Greetings:  I have in hand a pair of the nice reproduction Stutzman 28 inch wood rims with the metal liner in the center.  Any one laced these to a New Departure A on the rear?    I'm wondering about spoke length.   The 12 and 1/8 inch for a normal 28 inch wood is to long.  By my crude measure I'm needing about 11 & 1/2 inch?   
Thanks.
John


----------



## Iverider (Jun 5, 2013)

Google spoke length calculator. DT Swiss has a pretty good one. You'll have to take some measurements of your parts. Unless someone here happens to have the exact same setup you're working with.


----------



## GiovanniLiCalsi (Jun 5, 2013)

I need the same calculations for my ND Model A hub with my Stutzman rim.


----------



## Iverider (Jun 6, 2013)

GiovanniLiCalsi said:


> I need the same calculations for my ND Model A hub with my Stutzman rim.




You got the parts.

Measure 'em! 

 or send them to someone and have them do it.

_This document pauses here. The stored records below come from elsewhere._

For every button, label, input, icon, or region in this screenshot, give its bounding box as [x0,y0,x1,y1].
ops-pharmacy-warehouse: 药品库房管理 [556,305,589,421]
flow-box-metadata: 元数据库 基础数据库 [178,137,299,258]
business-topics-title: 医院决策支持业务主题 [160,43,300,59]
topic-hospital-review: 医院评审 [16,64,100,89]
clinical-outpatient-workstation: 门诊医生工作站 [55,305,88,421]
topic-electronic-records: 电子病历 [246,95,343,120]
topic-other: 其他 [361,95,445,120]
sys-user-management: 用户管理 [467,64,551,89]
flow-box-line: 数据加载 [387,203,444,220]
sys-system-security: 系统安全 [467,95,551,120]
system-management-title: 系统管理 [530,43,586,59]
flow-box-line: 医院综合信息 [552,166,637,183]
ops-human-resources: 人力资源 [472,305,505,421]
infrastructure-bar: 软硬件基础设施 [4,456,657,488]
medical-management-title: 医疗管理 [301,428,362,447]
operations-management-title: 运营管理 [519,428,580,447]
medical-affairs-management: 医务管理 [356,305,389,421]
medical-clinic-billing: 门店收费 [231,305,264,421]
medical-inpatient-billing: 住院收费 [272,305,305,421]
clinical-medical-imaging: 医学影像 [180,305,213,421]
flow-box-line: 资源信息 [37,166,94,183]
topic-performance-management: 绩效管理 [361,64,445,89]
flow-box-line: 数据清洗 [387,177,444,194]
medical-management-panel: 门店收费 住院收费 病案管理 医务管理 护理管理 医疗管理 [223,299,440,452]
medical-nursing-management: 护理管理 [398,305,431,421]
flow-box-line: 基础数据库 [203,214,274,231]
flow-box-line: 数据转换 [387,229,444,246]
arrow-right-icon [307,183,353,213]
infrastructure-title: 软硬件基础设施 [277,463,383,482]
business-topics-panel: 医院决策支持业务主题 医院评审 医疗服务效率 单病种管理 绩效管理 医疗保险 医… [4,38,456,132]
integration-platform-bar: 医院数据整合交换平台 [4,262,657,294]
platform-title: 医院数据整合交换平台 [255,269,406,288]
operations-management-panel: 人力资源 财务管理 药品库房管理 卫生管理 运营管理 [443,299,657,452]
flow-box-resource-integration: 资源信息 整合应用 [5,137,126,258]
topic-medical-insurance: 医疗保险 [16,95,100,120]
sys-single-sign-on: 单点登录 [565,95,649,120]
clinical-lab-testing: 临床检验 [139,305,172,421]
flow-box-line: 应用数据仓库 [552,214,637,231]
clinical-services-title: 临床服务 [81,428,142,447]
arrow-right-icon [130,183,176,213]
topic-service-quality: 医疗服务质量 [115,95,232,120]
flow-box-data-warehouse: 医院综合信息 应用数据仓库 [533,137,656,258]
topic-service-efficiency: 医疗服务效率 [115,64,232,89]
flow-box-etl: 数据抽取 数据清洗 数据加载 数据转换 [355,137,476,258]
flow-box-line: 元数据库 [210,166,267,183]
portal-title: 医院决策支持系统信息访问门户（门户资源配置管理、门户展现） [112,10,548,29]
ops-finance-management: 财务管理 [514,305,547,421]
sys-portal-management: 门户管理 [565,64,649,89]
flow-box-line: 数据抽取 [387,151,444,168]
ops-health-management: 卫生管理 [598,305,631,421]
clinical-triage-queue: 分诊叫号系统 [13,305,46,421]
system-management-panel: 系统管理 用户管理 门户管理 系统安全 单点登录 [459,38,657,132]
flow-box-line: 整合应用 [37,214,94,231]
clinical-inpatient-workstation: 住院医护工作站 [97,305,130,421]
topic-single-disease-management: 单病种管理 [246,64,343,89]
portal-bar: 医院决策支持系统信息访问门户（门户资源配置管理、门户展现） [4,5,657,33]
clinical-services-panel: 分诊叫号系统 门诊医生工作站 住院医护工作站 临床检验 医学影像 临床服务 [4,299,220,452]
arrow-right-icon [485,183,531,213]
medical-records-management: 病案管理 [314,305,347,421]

http://www.prowheelbuilder.com/spokelengthcalculator/

This site shows you how and what to measure to calculate the spoke length.

You'll be lacing 3 cross.

I don't think it matters what unit of measurement you use as long as you keep it the same for all measurements. (ie. mm for all fields of the hub and rim diagram or inches for all—mm will be easier.)


----------



## shawcycle (Jun 17, 2013)

Thanks for the spoke length calculator info.  Using a calculator, and talking with spoke guy Bill Warwood led me to 11 5/8 inch for a needed length for this project.  Pulled up real nice.  Bill cut, threaded, and got the spokes to me in less than a week.   Great guy.
John


----------



## GiovanniLiCalsi (Jun 17, 2013)

Please post some photos.


----------



## KevinsBikes (Feb 26, 2020)

I have a handful of 11 5/8 NOS galvanized double butted spokes for those who prefer that look.


----------



## KevinsBikes (Feb 26, 2020)

do Stuzman rims need the extra long 14mm nips?


----------



## Blue Streak (Feb 27, 2020)

The 1" long 14 mm nipples stick out of rim 7/16".


----------